Le règne de Louis XII ne produisit pas la moindre difficulté entre la cour et le parlement de Paris. Ce prince, en répudiant sa femme, fille de Louis XI, avec laquelle il avait habité vingt années, et en épousant Anne de Bretagne, ancien objet de ses inclinations, ne s'adressa point au parlement, quoiqu'il fût l'interprète et le modérateur des lois du royaume. Ce corps était composé de juriconsultes séculiers et ecclésiastiques. Les pairs du royaume, représentant les anciens juges de toute la nation, y avaient séance; il eût été naturel dans tous les États du monde qu'un roi, dans une pareille conjoncture, n'eût fait agir que le premier tribunal de son royaume ; mais le préjugé, plus fort que la législation et que l'intérêt des nations entières, avait dès longtemps accoutumé les princes de l'Europe à rendre les papes arbitres de leurs mariages et du secret de leur lit. On avait fait un point de religion de cette coutume bizarre par laquelle ni un particulier, ni un souverain, ne pouvait exclure une femme de son lit, et en recevoir une autre, sans la permission d'un pontife étranger.
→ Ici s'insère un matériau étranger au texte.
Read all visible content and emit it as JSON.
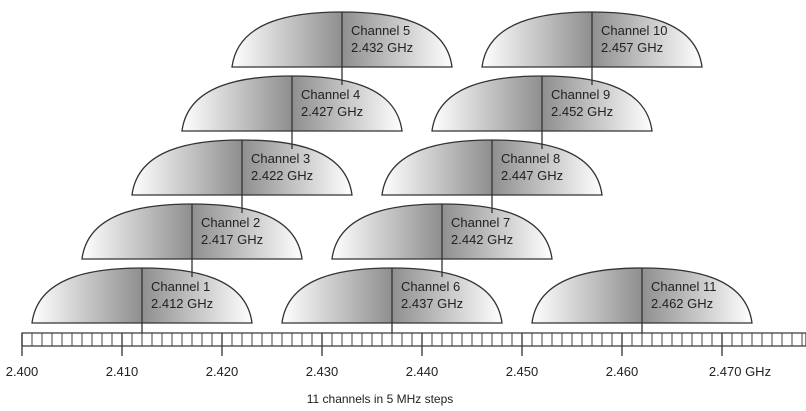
{
  "channels": [
    {
      "name": "Channel 1",
      "freq": "2.412 GHz"
    },
    {
      "name": "Channel 2",
      "freq": "2.417 GHz"
    },
    {
      "name": "Channel 3",
      "freq": "2.422 GHz"
    },
    {
      "name": "Channel 4",
      "freq": "2.427 GHz"
    },
    {
      "name": "Channel 5",
      "freq": "2.432 GHz"
    },
    {
      "name": "Channel 6",
      "freq": "2.437 GHz"
    },
    {
      "name": "Channel 7",
      "freq": "2.442 GHz"
    },
    {
      "name": "Channel 8",
      "freq": "2.447 GHz"
    },
    {
      "name": "Channel 9",
      "freq": "2.452 GHz"
    },
    {
      "name": "Channel 10",
      "freq": "2.457 GHz"
    },
    {
      "name": "Channel 11",
      "freq": "2.462 GHz"
    }
  ],
  "axis": {
    "ticks": [
      "2.400",
      "2.410",
      "2.420",
      "2.430",
      "2.440",
      "2.450",
      "2.460",
      "2.470 GHz"
    ]
  },
  "caption": "11 channels in 5 MHz steps"
}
Le pape Alexandre VI, souillé de débauches et de crimes, envoya en France ce fameux César Borgia, l'un de ses bâtards, et le plus méchant homme de la chrétienté, chargé d'une bulle qui cassait le mariage du roi avec Jeanne, fille de Louis XI, et lui permettait d'épouser Anne de Bretagne. Le parlement ne fit d'autre démarche que celle d'aller en corps, suivant l'usage, au-devant de César Borgia, légat a latere '.

Louis XII donna la duché-pairie de Nevers à un étranger, à un seigneur de la maison de Clèves; c'était le premier exemple qu'on en eût en France. Ni les pairs ni le parlement n'en murmurėrent. Et lorsque Henri II fit duc et pair un Montmorency, dont la maison valait bien celle de Clèves, il fallut vingt lettres de jussion pour faire enregistrer les lettres de ce duc de Montmorency. C'est qu'il n'y eut aucun levain de fermentation du temps de Louis XII, et que du temps de Henri II tous les ordres de l'État commençaient à être échauffés et aigris.

1. Voyez la note, tome XI, page 362.

CHAPITRE XIV.

ES GRANDS CHANGEMENTS FAITS SOUS LOUIS XII, TROP NÉGLIGÉS

PAR LA PLUPART DES HISTORIENS.

Louis XII acheva d'établir la jurisprudence du grand conseil sédentaire à Paris. Il donna une forme au parlement de Normandie et à celui de Provence, sans que celui de Paris fût consulté sur ces établissements, ni qu'il en prit ombrage.

Presque tous nos historiens ont négligé jusqu'ici de faire mention de cette barrière éternelle que Louis XII mit entre la noblesse et la robe.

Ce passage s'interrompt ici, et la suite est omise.